I wondered how I would write about love for the fourth week of Advent as I waded around in the mental muck of listlessness wishing Christmas done.  There are decorations heaped on the sideboard.  I managed to get them out of the boxes a couple of weeks ago but they haven't moved since.  I tried to buy presents, but I got so cranky every time I went into a store that I left.  Last week I had a routine dental appointment and when the dentist tried to make small talk about Christmas and was I ready - I responded rather tartly, "I really don't want to talk about Christmas."  

That was so un-joy and un-Joy like I embarrassed myself.  Although I must share, I did have a twinge of 'you go girl' at the same time the minor guilt of being rude washed over me.  However, there was something kind of liberating about being forthright and I truly did not want to talk about Christmas.  Given that mental reality, I wondered how I would write about love this week.


I committed to an advent series and love was the last stop.  Giving up isn't in my nature even when I am in the dumps.  Years ago, I read a book on marriage in which the author suggested relationships would go through patches where you really wouldn't like each other.  Imagine that!  More real life.  The author said that was okay.  It was possible to not like someone and still choose to love them.  

I kind of feel that way about Christmas this year.  I'm not liking it, at all.  I'm not liking the void caused by death, the awful jingly music in the stores, the buying of gifts just because, or the expectations of our culture.  But I am choosing to love the underlying richness of the Christmas story - a story of love for a broken, cranky, struggling world.  It's the story we all need right now more than ever. 

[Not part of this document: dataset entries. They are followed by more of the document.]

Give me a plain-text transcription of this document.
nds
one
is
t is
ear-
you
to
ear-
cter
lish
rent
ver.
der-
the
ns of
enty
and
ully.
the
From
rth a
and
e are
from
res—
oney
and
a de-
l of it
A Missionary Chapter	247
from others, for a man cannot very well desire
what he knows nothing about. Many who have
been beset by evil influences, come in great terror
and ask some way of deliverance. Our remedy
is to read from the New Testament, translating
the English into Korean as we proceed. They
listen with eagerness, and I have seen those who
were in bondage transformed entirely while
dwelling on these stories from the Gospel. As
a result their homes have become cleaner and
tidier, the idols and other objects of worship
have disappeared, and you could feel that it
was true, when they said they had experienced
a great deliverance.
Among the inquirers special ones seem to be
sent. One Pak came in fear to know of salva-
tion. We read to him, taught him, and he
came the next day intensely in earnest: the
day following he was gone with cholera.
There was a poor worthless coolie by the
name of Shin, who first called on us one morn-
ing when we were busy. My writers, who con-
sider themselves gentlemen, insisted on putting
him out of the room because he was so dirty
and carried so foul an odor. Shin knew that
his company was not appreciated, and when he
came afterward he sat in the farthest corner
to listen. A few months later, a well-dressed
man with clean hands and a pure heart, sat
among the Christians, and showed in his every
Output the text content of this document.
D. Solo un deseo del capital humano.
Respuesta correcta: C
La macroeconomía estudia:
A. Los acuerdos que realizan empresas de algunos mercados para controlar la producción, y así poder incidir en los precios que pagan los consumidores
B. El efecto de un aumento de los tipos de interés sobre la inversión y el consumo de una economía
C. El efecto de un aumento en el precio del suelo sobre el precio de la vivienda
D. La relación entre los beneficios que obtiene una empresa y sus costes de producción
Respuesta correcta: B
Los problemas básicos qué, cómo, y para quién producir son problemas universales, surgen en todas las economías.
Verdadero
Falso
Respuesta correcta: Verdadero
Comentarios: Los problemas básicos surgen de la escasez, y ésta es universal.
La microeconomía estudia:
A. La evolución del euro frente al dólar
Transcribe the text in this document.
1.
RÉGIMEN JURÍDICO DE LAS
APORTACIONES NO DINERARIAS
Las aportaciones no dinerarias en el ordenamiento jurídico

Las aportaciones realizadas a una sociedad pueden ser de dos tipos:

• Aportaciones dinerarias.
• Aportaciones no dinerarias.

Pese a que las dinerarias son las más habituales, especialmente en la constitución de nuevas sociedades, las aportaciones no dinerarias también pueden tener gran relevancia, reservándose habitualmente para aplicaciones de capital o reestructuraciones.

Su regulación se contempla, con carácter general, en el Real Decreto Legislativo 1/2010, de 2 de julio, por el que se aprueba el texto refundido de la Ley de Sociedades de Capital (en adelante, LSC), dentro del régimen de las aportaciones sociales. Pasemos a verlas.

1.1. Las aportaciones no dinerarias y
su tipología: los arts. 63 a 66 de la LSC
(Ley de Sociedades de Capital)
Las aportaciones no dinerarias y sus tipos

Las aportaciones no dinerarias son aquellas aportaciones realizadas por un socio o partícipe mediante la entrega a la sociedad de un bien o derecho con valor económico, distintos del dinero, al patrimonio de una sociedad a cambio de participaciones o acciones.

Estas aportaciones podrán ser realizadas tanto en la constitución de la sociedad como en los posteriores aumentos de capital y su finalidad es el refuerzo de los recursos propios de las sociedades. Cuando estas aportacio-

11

Christmas is a way of living and choosing grounded in love, not just any love but extravagant love.  That concept transcends our divisive boundaries between religious beliefs and provides a common ethos for living.   No matter how sad or cranky I get, reading 1 Corinthians 13 is a powerful reminder of how to live Christmas love every day.  So if you aren't in the mood for all the Christmas hype, shift the focus to extravagant love and check out this Christmas Medley by Anthem Lights. Let's get through this craziness in one piece by choosing extravagant love.  Merry Christmas from the swake.

Comments

  1. "Having a meltdown at my desk would be far less dramatic since I work from home..." I love this line! Great writing Joy. Most years I hold my breath and just wait til Dec 27 when I can take the tree down. Thank you for sharing and making it ok to step away from Christmas.